Musrenbang Malinau Barat 2025, Sekda Ernes Silvanus Tegaskan Arah Pembangunan Berkelanjutan 2025–2029

redaksi

MALINAU – Sekretaris Daerah Kabupaten Malinau, Dr. Ernes Silvanus, S.Pi., MM., MH., menghadiri sekaligus membuka Musyawarah Perencanaan Pembangunan (Musrenbang) Kecamatan Malinau Barat yang digelar di Aula Kecamatan Malinau Barat, Selasa (11/11/2025) pagi.

Dalam sambutannya, Dr. Ernes menegaskan visi pembangunan Kabupaten Malinau tahun 2025–2029, yakni: “Terwujudnya pembangunan berkelanjutan dan berkeadilan menuju Kabupaten Malinau yang maju, mandiri, dan sejahtera berlandaskan nilai budaya dan kearifan lokal didukung dengan pemerintahan yang profesional.”

Ia menjelaskan bahwa visi tersebut diterjemahkan ke dalam enam misi pembangunan daerah serta lima program unggulan, yaitu Wajib Belajar Malinau Maju, Desa Sarjana Unggul, Pertanian Sehat (Pesat), Smart Government (Saget), dan Milenial Mandiri.

Baca juga  Wakapolda Kaltara Pimpin Upacara Pengambilan Sumpah dan Penandatanganan Pakta Integritas Seleksi Penerimaan Terpadu Anggota Polri Bakomsus

“Program-program ini disusun untuk memastikan bahwa setiap sektor pembangunan berjalan selaras dengan kebutuhan masyarakat dan potensi lokal yang kita miliki,” ujar Dr. Ernes dalam sambutannya.

Lebih lanjut, ia mengungkapkan bahwa tema pembangunan tahun 2027 adalah “Penguatan Tata Kelola Kelembagaan Berbasis Digital Menuju Pemerintahan yang Bersih, Adaptif, Melayani, dan Berkeadilan.”

Menurutnya, forum Musrenbang merupakan momentum penting untuk merumuskan rencana pembangunan yang fokus pada peningkatan kualitas pendidikan dan kesehatan, penguatan ekonomi lokal, penyediaan infrastruktur dasar, mitigasi bencana, serta percepatan digitalisasi pelayanan publik.

Dalam sesi diskusi, Dr.

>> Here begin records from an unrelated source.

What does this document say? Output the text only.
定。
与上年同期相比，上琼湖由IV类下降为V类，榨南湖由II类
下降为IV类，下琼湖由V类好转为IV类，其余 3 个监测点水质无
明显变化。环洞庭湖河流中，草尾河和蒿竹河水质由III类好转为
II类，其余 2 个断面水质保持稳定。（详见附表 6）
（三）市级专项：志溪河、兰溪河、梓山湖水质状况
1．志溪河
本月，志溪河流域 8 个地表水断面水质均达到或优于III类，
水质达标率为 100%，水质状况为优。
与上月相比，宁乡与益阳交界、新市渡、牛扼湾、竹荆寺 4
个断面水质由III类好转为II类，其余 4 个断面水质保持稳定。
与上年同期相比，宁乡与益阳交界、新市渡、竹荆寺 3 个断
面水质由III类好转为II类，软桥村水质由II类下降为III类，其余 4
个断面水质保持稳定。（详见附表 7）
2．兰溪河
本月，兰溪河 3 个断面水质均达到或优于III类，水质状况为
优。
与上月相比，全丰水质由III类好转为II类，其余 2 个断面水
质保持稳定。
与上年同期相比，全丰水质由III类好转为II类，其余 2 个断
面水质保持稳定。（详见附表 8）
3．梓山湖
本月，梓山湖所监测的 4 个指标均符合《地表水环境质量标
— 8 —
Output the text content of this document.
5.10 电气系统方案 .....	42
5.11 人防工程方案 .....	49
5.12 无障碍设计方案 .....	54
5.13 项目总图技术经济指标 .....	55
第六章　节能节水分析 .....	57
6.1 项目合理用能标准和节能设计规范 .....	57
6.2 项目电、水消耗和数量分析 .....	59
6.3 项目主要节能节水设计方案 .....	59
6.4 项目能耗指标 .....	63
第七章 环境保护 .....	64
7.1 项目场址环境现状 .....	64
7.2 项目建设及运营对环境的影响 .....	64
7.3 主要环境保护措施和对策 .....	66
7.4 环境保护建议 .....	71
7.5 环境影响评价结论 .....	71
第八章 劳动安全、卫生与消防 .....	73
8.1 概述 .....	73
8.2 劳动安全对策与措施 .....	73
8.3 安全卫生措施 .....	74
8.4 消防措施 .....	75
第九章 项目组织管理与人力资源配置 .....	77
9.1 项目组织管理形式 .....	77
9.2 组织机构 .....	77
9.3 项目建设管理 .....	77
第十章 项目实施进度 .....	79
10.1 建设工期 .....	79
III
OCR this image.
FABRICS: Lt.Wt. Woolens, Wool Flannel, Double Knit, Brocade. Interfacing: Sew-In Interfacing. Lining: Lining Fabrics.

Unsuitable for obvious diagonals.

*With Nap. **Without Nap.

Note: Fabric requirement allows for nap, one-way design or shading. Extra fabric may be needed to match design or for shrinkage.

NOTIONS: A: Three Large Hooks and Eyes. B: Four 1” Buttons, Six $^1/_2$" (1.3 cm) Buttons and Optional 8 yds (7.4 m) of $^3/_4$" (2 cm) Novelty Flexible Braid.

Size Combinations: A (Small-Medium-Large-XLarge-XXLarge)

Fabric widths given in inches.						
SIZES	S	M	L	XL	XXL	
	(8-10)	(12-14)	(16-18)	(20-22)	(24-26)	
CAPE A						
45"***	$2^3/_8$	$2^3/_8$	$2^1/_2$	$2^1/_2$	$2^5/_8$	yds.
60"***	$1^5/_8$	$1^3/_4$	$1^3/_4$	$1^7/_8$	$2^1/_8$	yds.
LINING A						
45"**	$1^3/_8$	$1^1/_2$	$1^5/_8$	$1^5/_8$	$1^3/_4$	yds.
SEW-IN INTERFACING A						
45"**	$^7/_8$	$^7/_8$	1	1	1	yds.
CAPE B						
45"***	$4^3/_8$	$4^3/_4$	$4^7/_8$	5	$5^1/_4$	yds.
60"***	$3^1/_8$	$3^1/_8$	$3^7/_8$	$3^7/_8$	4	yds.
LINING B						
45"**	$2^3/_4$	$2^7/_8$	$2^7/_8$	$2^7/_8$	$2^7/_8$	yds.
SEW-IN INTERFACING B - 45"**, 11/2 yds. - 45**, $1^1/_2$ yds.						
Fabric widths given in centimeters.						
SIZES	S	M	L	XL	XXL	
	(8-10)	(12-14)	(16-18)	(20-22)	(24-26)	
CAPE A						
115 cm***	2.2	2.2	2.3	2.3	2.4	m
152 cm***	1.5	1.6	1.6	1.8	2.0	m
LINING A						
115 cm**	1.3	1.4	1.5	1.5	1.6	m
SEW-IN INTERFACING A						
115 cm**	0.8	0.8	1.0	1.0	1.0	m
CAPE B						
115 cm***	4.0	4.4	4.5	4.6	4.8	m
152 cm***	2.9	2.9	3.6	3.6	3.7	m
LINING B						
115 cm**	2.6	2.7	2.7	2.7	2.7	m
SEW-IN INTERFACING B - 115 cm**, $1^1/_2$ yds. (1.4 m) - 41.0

Ernes menekankan urgensi penerapan teknologi digital dalam sistem pemerintahan melalui konsep Smart Government, yang bertujuan menciptakan tata kelola yang lebih cerdas, efisien, dan responsif.

“Masih ada resistensi terhadap penggunaan teknologi dalam pelayanan publik. Namun kita harus terus mendorong adaptasi ini, karena pemerintahan yang modern harus bersih, adaptif, melayani, dan berkeadilan,” tegasnya.

Selain itu, dibahas pula pentingnya edukasi masyarakat agar memahami dan memanfaatkan program-program pemerintah secara tepat sasaran. Contoh-contoh diangkat mulai dari pengelolaan sumber daya lokal, pembangunan infrastruktur, hingga pentingnya membedakan kebutuhan dan keinginan dalam menyusun usulan pembangunan.

Baca juga  Polda Kaltara Siap Gelar Operasi Patuh Kayan 2025, Fokus Edukasi dan Penegakan Hukum Lalu Lintas

Acara kemudian ditutup dengan pembukaan resmi Musrenbang Kecamatan Malinau Barat untuk penyusunan rencana pembangunan tahun 2027. Dr. Ernes kembali menegaskan pentingnya kolaborasi seluruh pemangku kepentingan.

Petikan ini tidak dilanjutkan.